Some retailers are skeptical and even a little confused about the marketing concept. An executive at one major chain, who declines to be quoted by name, says he can’t understand why the two albums are being released at the same time.
 
“From my best marketing experience, and based on my years of experience in the retailing business, this is an ‘SIDK’—shit, I don’t know,” says Steve Marmaduke, VP of purchasing for the 125-store Western Merchandisers chain based in Amarillo, Texas.
 
“We’re just going to put it out there and act like they’re one piece of product and see what happens,” Marmaduke adds. “We don’t really know what to do with it ... Three weeks out, we may find one sells and one doesn’t.”
 
Lew Garrett, VP of purchasing at the 300-store Camelot Music chain in North Canton, Ohio, says, “It’s a real innovative move.
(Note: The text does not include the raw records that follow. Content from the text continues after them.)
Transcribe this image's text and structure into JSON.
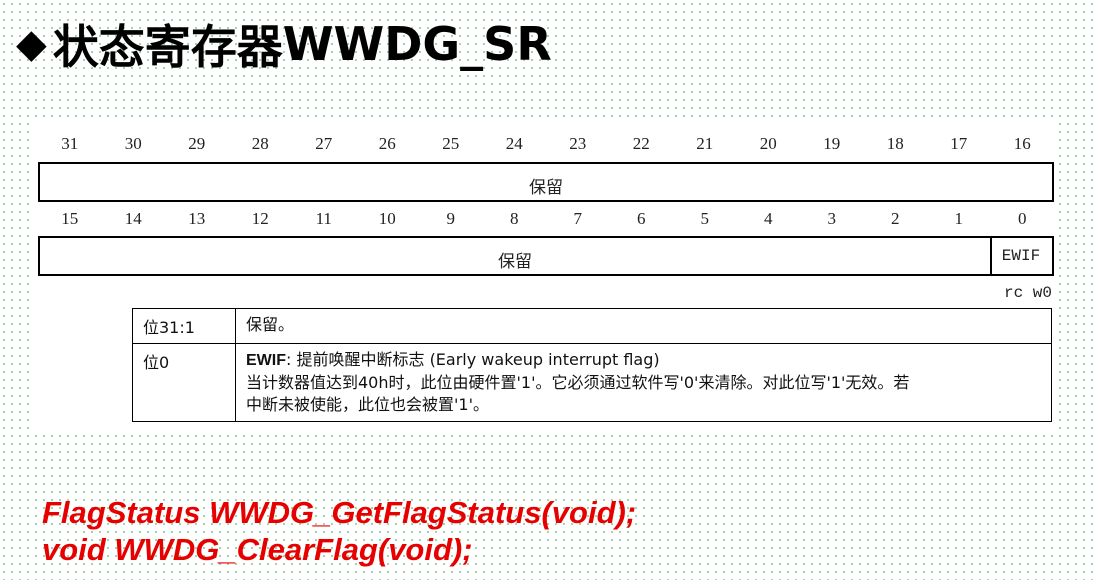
{
  "slide": {
    "title_diamond": "◆",
    "title_cn": "状态寄存器",
    "title_reg": "WWDG_SR"
  },
  "register": {
    "high_bits": [
      "31",
      "30",
      "29",
      "28",
      "27",
      "26",
      "25",
      "24",
      "23",
      "22",
      "21",
      "20",
      "19",
      "18",
      "17",
      "16"
    ],
    "low_bits": [
      "15",
      "14",
      "13",
      "12",
      "11",
      "10",
      "9",
      "8",
      "7",
      "6",
      "5",
      "4",
      "3",
      "2",
      "1",
      "0"
    ],
    "high_field": "保留",
    "low_reserved_field": "保留",
    "bit0_field": "EWIF",
    "bit0_access": "rc w0"
  },
  "description": {
    "rows": [
      {
        "bits": "位31:1",
        "text": "保留。"
      },
      {
        "bits": "位0",
        "name": "EWIF",
        "title_rest": ": 提前唤醒中断标志 (Early wakeup interrupt flag)",
        "line1": "当计数器值达到40h时，此位由硬件置'1'。它必须通过软件写'0'来清除。对此位写'1'无效。若",
        "line2": "中断未被使能，此位也会被置'1'。"
      }
    ]
  },
  "code": {
    "line1": "FlagStatus WWDG_GetFlagStatus(void);",
    "line2": "void WWDG_ClearFlag(void);"
  },
  "colors": {
    "code": "#e60000",
    "dots": "#8fcf9f"
  }
}
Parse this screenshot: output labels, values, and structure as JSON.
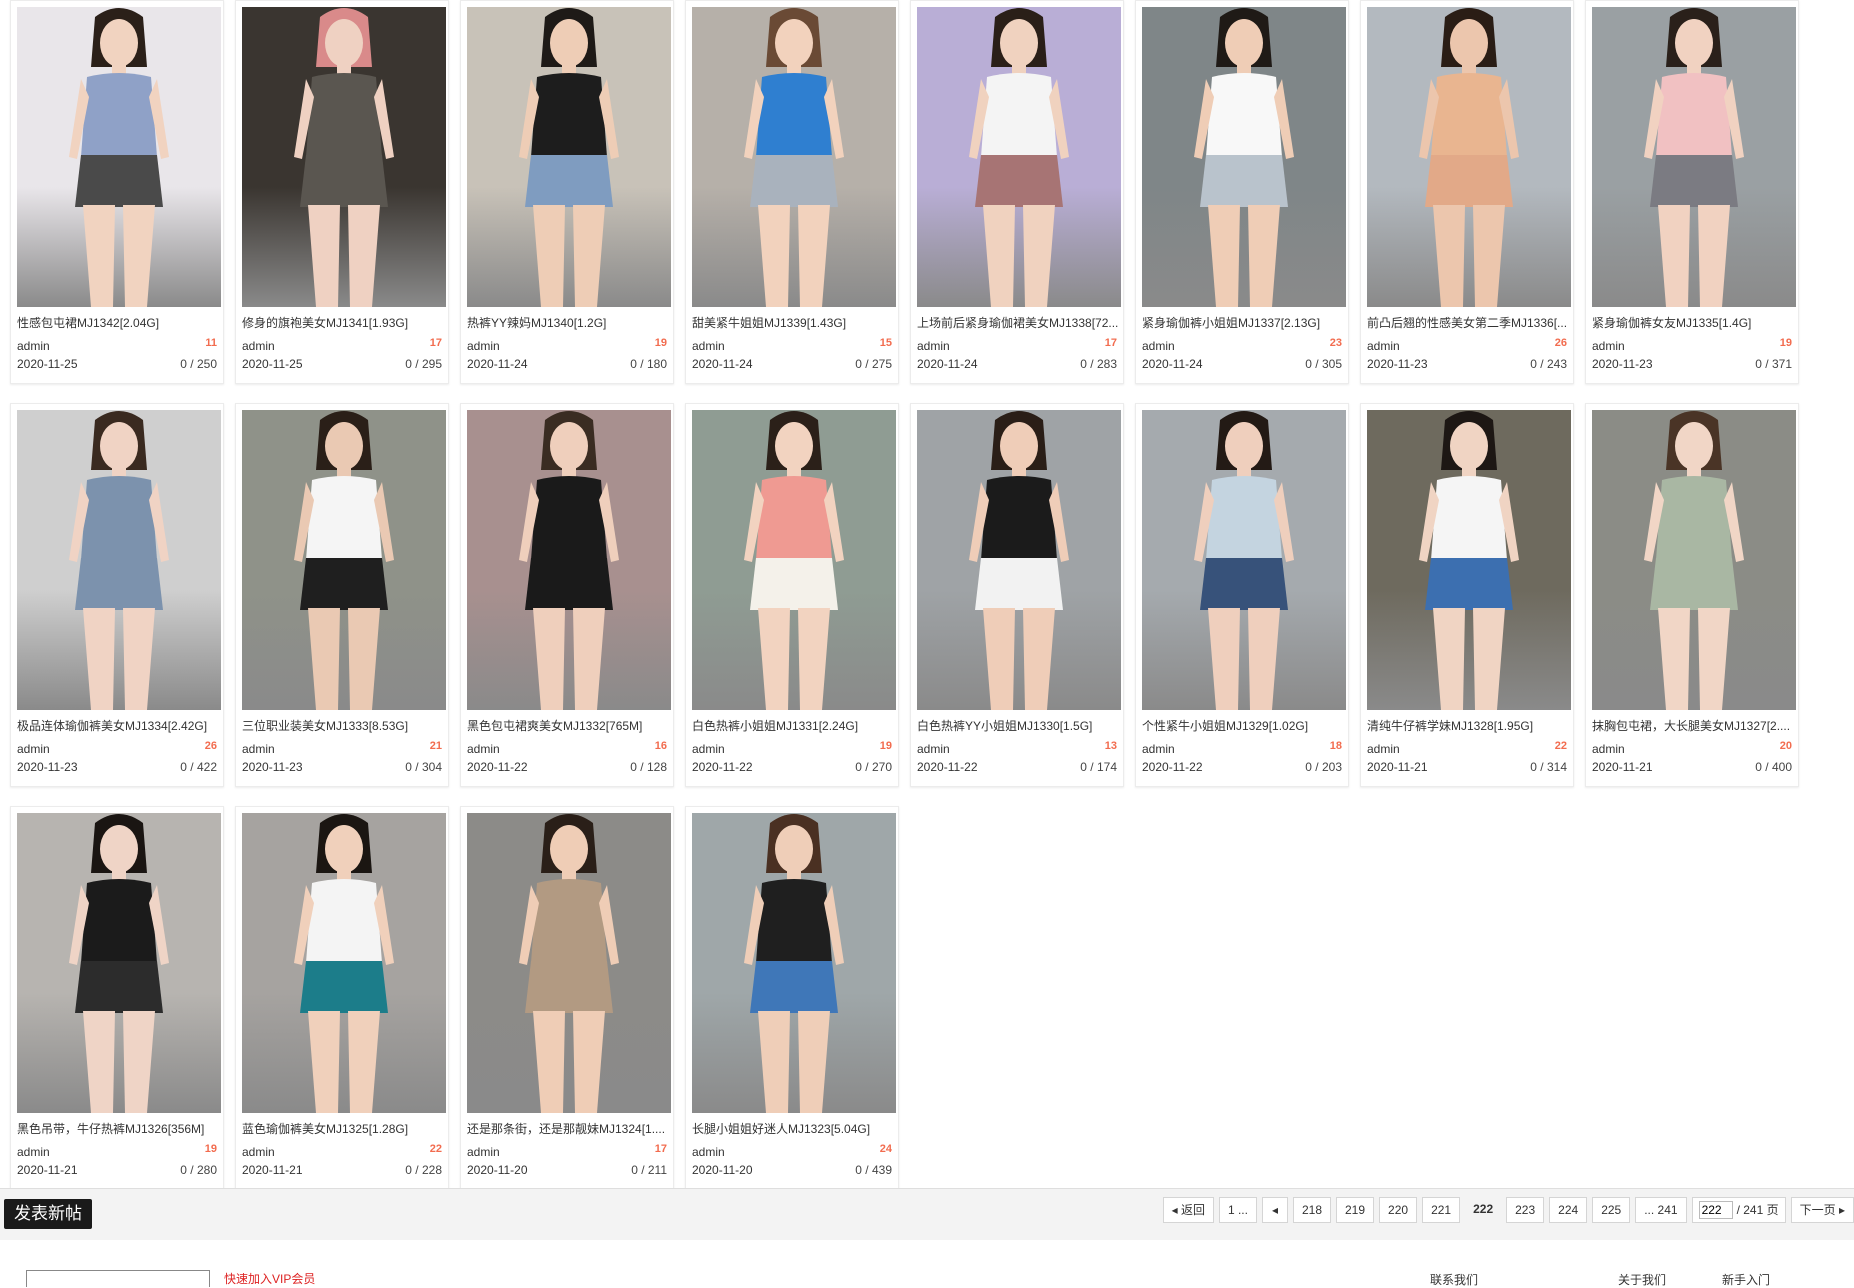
{
  "threads": [
    {
      "title": "性感包屯裙MJ1342[2.04G]",
      "author": "admin",
      "replies": "11",
      "date": "2020-11-25",
      "stats": "0 / 250",
      "bg": "#e9e6ea",
      "top": "#8fa1c7",
      "bottom": "#4a4a4a",
      "skin": "#f1d3c0",
      "hair": "#2b2019"
    },
    {
      "title": "修身的旗袍美女MJ1341[1.93G]",
      "author": "admin",
      "replies": "17",
      "date": "2020-11-25",
      "stats": "0 / 295",
      "bg": "#3a3530",
      "top": "#5a5650",
      "bottom": "#5a5650",
      "skin": "#efd1c2",
      "hair": "#d98a8a"
    },
    {
      "title": "热裤YY辣妈MJ1340[1.2G]",
      "author": "admin",
      "replies": "19",
      "date": "2020-11-24",
      "stats": "0 / 180",
      "bg": "#c8c2b8",
      "top": "#1d1d1d",
      "bottom": "#7f9cc0",
      "skin": "#eecdb6",
      "hair": "#1e1a17"
    },
    {
      "title": "甜美紧牛姐姐MJ1339[1.43G]",
      "author": "admin",
      "replies": "15",
      "date": "2020-11-24",
      "stats": "0 / 275",
      "bg": "#b6b0a9",
      "top": "#2f7fd0",
      "bottom": "#a9b2bd",
      "skin": "#f2d2bd",
      "hair": "#6a4a35"
    },
    {
      "title": "上场前后紧身瑜伽裙美女MJ1338[72...",
      "author": "admin",
      "replies": "17",
      "date": "2020-11-24",
      "stats": "0 / 283",
      "bg": "#b9aed6",
      "top": "#f4f4f4",
      "bottom": "#a77474",
      "skin": "#f0d2bf",
      "hair": "#2a1f18"
    },
    {
      "title": "紧身瑜伽裤小姐姐MJ1337[2.13G]",
      "author": "admin",
      "replies": "23",
      "date": "2020-11-24",
      "stats": "0 / 305",
      "bg": "#7f8688",
      "top": "#f8f8f8",
      "bottom": "#b9c3cc",
      "skin": "#efcdb6",
      "hair": "#1f1a16"
    },
    {
      "title": "前凸后翘的性感美女第二季MJ1336[...",
      "author": "admin",
      "replies": "26",
      "date": "2020-11-23",
      "stats": "0 / 243",
      "bg": "#b3b9bf",
      "top": "#e9b590",
      "bottom": "#e2a988",
      "skin": "#ecc6ad",
      "hair": "#2a1d15"
    },
    {
      "title": "紧身瑜伽裤女友MJ1335[1.4G]",
      "author": "admin",
      "replies": "19",
      "date": "2020-11-23",
      "stats": "0 / 371",
      "bg": "#9aa0a3",
      "top": "#f1c1c2",
      "bottom": "#7b7b82",
      "skin": "#f1d2c1",
      "hair": "#2a201a"
    },
    {
      "title": "极品连体瑜伽裤美女MJ1334[2.42G]",
      "author": "admin",
      "replies": "26",
      "date": "2020-11-23",
      "stats": "0 / 422",
      "bg": "#cfcfcf",
      "top": "#7c92ad",
      "bottom": "#7c92ad",
      "skin": "#f0d3c4",
      "hair": "#3a2a20"
    },
    {
      "title": "三位职业装美女MJ1333[8.53G]",
      "author": "admin",
      "replies": "21",
      "date": "2020-11-23",
      "stats": "0 / 304",
      "bg": "#8f9289",
      "top": "#f5f5f5",
      "bottom": "#1f1f1f",
      "skin": "#eac9b3",
      "hair": "#2a1f18"
    },
    {
      "title": "黑色包屯裙爽美女MJ1332[765M]",
      "author": "admin",
      "replies": "16",
      "date": "2020-11-22",
      "stats": "0 / 128",
      "bg": "#a8908f",
      "top": "#1a1a1a",
      "bottom": "#1a1a1a",
      "skin": "#efcfbc",
      "hair": "#3a2c22"
    },
    {
      "title": "白色热裤小姐姐MJ1331[2.24G]",
      "author": "admin",
      "replies": "19",
      "date": "2020-11-22",
      "stats": "0 / 270",
      "bg": "#8f9c93",
      "top": "#ef9a92",
      "bottom": "#f4f1ea",
      "skin": "#f2d3c0",
      "hair": "#2b2019"
    },
    {
      "title": "白色热裤YY小姐姐MJ1330[1.5G]",
      "author": "admin",
      "replies": "13",
      "date": "2020-11-22",
      "stats": "0 / 174",
      "bg": "#9fa3a6",
      "top": "#1b1b1b",
      "bottom": "#f2f2f2",
      "skin": "#efcdb8",
      "hair": "#2a1e17"
    },
    {
      "title": "个性紧牛小姐姐MJ1329[1.02G]",
      "author": "admin",
      "replies": "18",
      "date": "2020-11-22",
      "stats": "0 / 203",
      "bg": "#a5aaae",
      "top": "#c4d4e0",
      "bottom": "#37527a",
      "skin": "#efcfbd",
      "hair": "#231a15"
    },
    {
      "title": "清纯牛仔裤学妹MJ1328[1.95G]",
      "author": "admin",
      "replies": "22",
      "date": "2020-11-21",
      "stats": "0 / 314",
      "bg": "#6e6a5e",
      "top": "#f5f5f5",
      "bottom": "#3c6fb0",
      "skin": "#f0d4c3",
      "hair": "#1d1714"
    },
    {
      "title": "抹胸包屯裙，大长腿美女MJ1327[2....",
      "author": "admin",
      "replies": "20",
      "date": "2020-11-21",
      "stats": "0 / 400",
      "bg": "#8b8c86",
      "top": "#a9b7a3",
      "bottom": "#a9b7a3",
      "skin": "#f1d6c6",
      "hair": "#4a3426"
    },
    {
      "title": "黑色吊带，牛仔热裤MJ1326[356M]",
      "author": "admin",
      "replies": "19",
      "date": "2020-11-21",
      "stats": "0 / 280",
      "bg": "#b7b4b0",
      "top": "#1b1b1b",
      "bottom": "#2c2c2c",
      "skin": "#efd4c6",
      "hair": "#1a1512"
    },
    {
      "title": "蓝色瑜伽裤美女MJ1325[1.28G]",
      "author": "admin",
      "replies": "22",
      "date": "2020-11-21",
      "stats": "0 / 228",
      "bg": "#a6a3a0",
      "top": "#f4f4f4",
      "bottom": "#1c7d8a",
      "skin": "#f0d0bb",
      "hair": "#1b1612"
    },
    {
      "title": "还是那条街，还是那靓妹MJ1324[1....",
      "author": "admin",
      "replies": "17",
      "date": "2020-11-20",
      "stats": "0 / 211",
      "bg": "#8c8b88",
      "top": "#b29a82",
      "bottom": "#b29a82",
      "skin": "#efcdb6",
      "hair": "#2a1f18"
    },
    {
      "title": "长腿小姐姐好迷人MJ1323[5.04G]",
      "author": "admin",
      "replies": "24",
      "date": "2020-11-20",
      "stats": "0 / 439",
      "bg": "#9fa7a9",
      "top": "#1f1f1f",
      "bottom": "#3f77b8",
      "skin": "#efceb8",
      "hair": "#4a3022"
    }
  ],
  "toolbar": {
    "new_post": "发表新帖"
  },
  "pager": {
    "back": "返回",
    "first": "1 ...",
    "pages": [
      "218",
      "219",
      "220",
      "221"
    ],
    "current": "222",
    "pages_after": [
      "223",
      "224",
      "225"
    ],
    "last": "... 241",
    "input_value": "222",
    "total": "/ 241 页",
    "next": "下一页"
  },
  "footer": {
    "red_link": "快速加入VIP会员",
    "item1": "联系我们",
    "item2": "关于我们",
    "item3": "新手入门"
  },
  "icons": {
    "prev": "caret-left-icon",
    "next": "caret-right-icon"
  }
}
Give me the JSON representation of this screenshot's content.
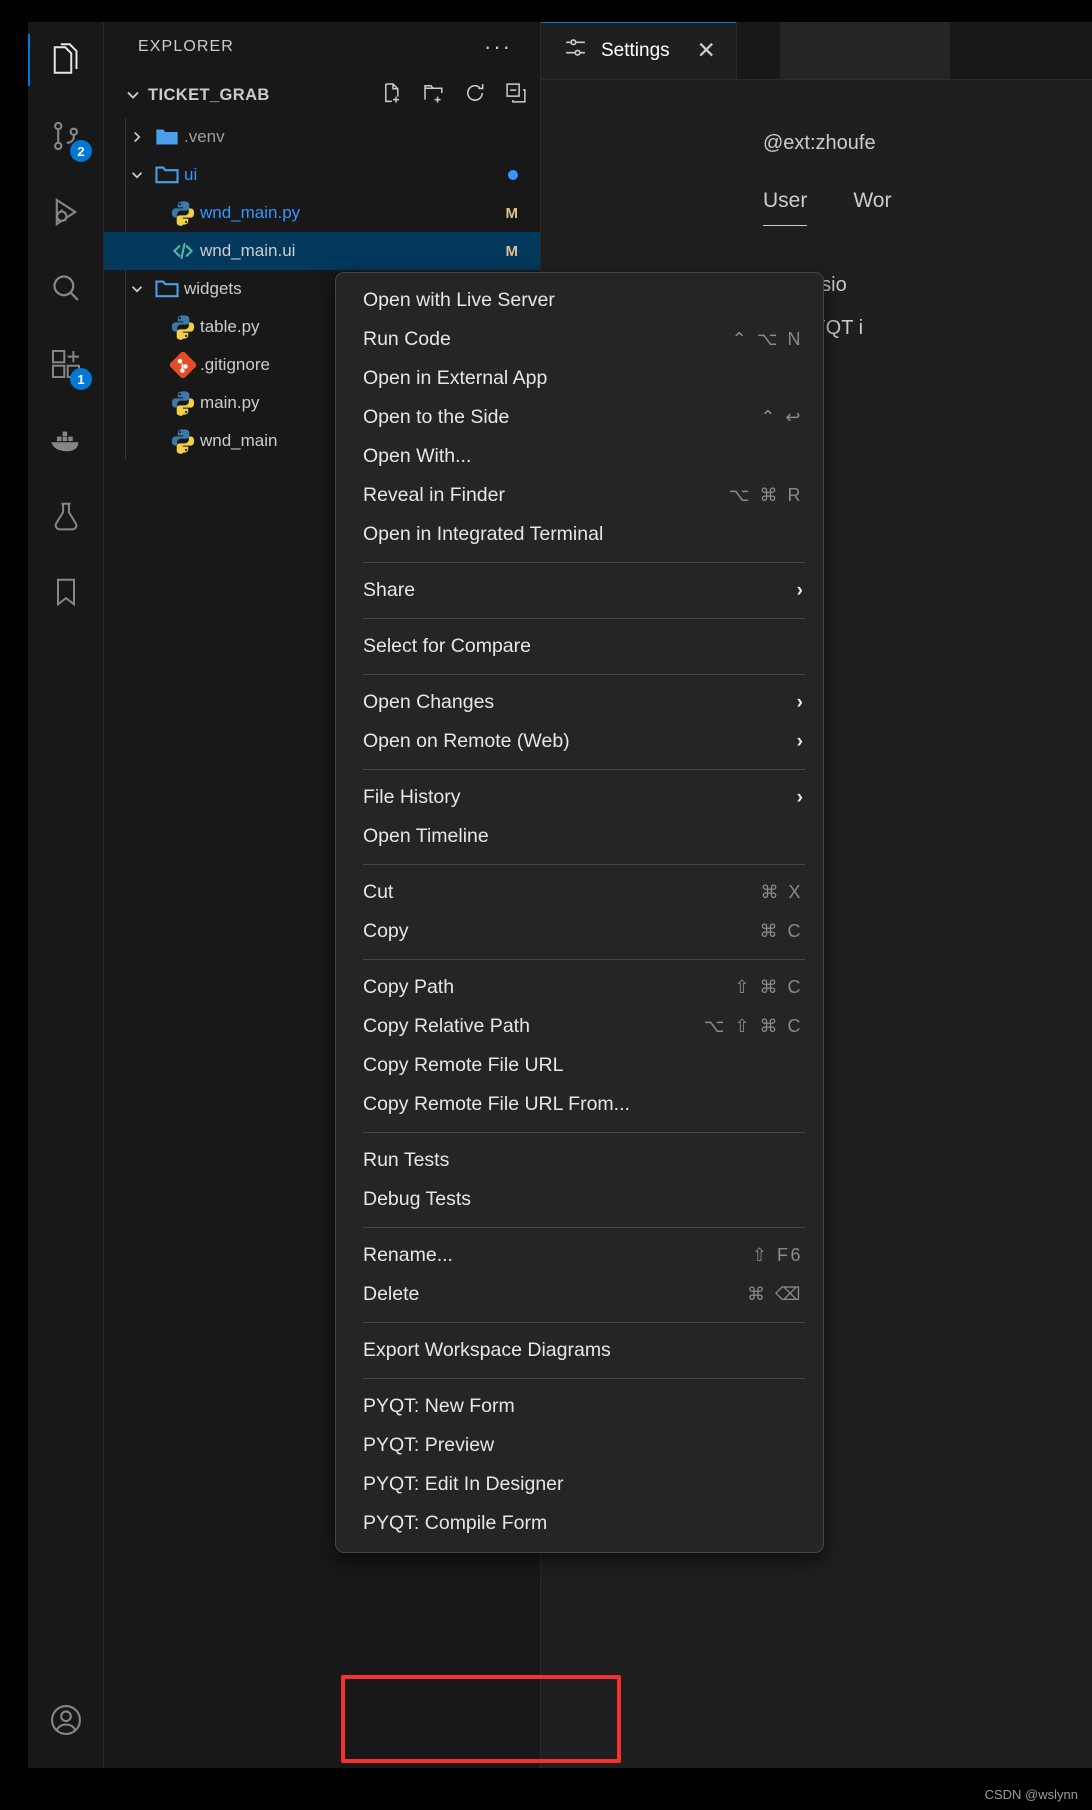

Nothing like this has been tried. I like this more than having a $29.98 album.”
 
Rosenblatt maintains that, despite the unusual marketing aspect of the albums and the soft economy, “Use Your Illusion” volumes I and II will fly out of the stores.
 
“If anything is recession-proof, these two records are,” he says. “If this takes off, we believe in the next 16 months we’ll have albums of ‘Thriller’ proportions.”